活用事例
3Dプリンターの活用は、試作から実製品の製造へと広がりを見せている。直接、部品を製造する手段として、原型や成形用の型を作る手段としての活用事例を紹介する。
セグウェイ用のカスタマイズ部品
丸紅情報システムズ(MSYS、本社東京)は、試験的に作製したカスタマイズパーツを実装した立ち乗り電動2輪車「セグウェイ」を出展した*1。展示したセグウェイには、ハンドルにスマートフォンを取り付けるためのアタッチメントの他、タブレット端末のための台座、自転車用ヘッドライトを設置するための部品、ホイールカバー、搭乗部下面のフットライトの設置用部品などのカスタマイズパーツが取り付けられていた(図1)*2。
*1 MSYSとセグウェイジャパン(本社横浜市)は2014年6月24日、3Dプリンターによる造形を前提としたセグウェイ用カスタマイズパーツを開発する共同プロジェクトを開始している。
*2 カスタマイズパーツは、MSYSが販売している3Dプリンター「FORTUS」シリーズ(Stratasys社)を使って作製した。
「3Dプリンターを活用すれば自由度の高いデザインのパーツを造れる。加えて、少数のユーザーニーズに応じた少量のカスタマイズパーツの作製にも迅速に対応できる」(MSYS製造ソリューション事業本部モデリングソリューション技術の丸岡浩幸氏)。MSYSとセグウェイジャパンは、今後1年をかけて用途に応じたカスタマイズパーツの開発や実証実験を共同で行い、実用化に向けた取り組みを進める。
形状も生産タイミングも自由度が高いのが3Dプリンターによる造形の大きな特徴の1つ。
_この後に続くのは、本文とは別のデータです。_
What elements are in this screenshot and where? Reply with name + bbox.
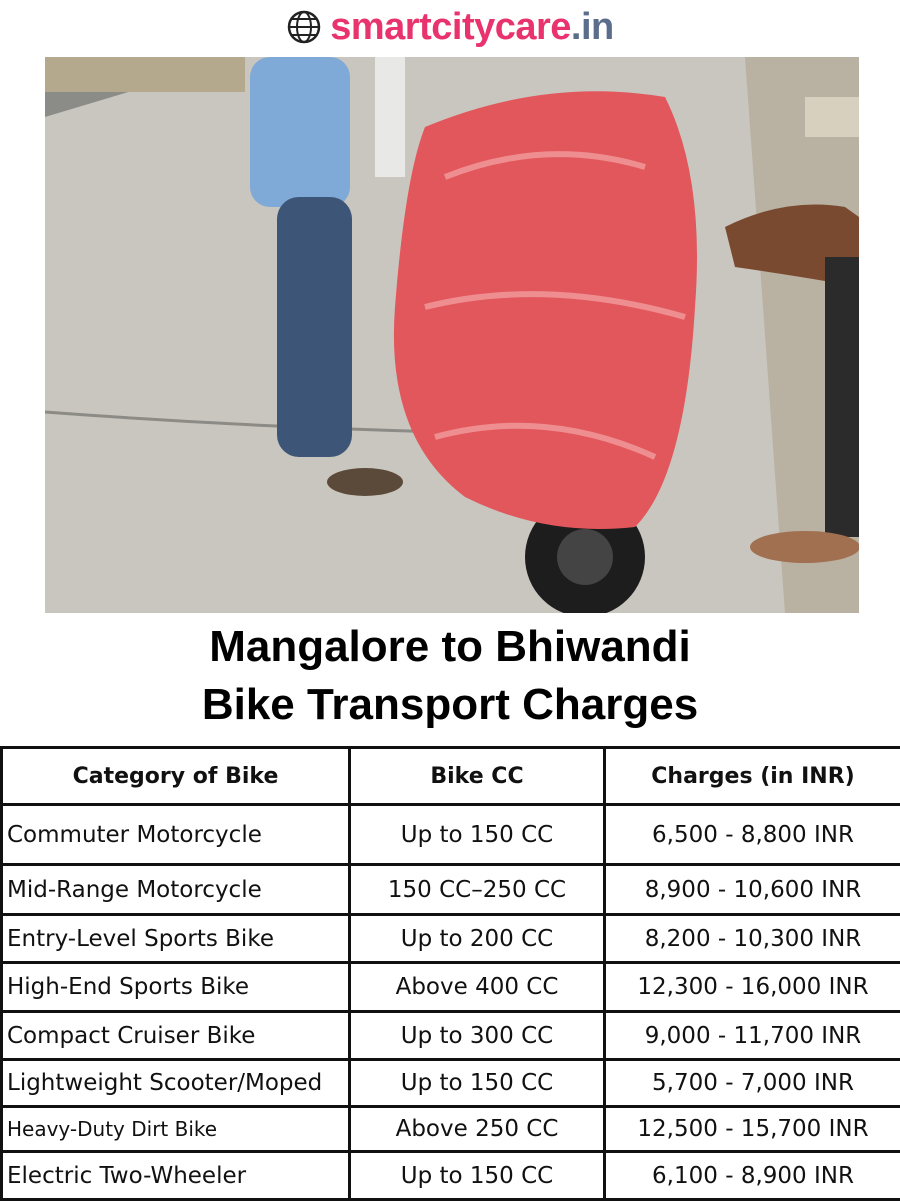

この点で、きめ細かいカスタマイズが可能なオプション品や、長期にわたって不定期に出荷する保守部品の製造手段として、3Dプリンターを活用する例は今後、かなり増えていきそうだ。
大規模造形サービス日本上陸へ
このような観点で、アルテックがストラタシス・ジャパン(本社東京)との合同ブースで展示したのが、Stratasys社RedEye事業部が3Dプリンターで造形した大型部品だ(図2)。樹脂製のフロントグリルやインスツルメントパネル、スキーの板などで、大きさは2~3mに及ぶ*3。
*3 3Dプリンターの造形寸法を超えるものは、分割して成形した上で、成形に用いたのと同じ樹脂で接着して一体物にする。
同事業部はStratasys社の3Dプリンターや最新技術を用いて実使用製品や治工具を製造するプロセス「DDM(Direct Digital Manufacturing)」によるサービスを提供している。顧客からデータをオンラインで送ってもらい、造形の計画を自動的にスケジューリングして顧客に近い拠点で造形し、造形物を送る仕組みだ。500台以上の3Dプリンターを世界数十カ所の拠点で稼働させているという。
造形対象は試作品に限らず、製品の生産に用いる治具や金型、少量生産の最終製品などもカバーする。3Dプリンターを利用することによる部品数の削減、壊れにくい造形方法といったコンサルティングも提供する。アルテックらは、このサービスの日本国内での提供を考えているという。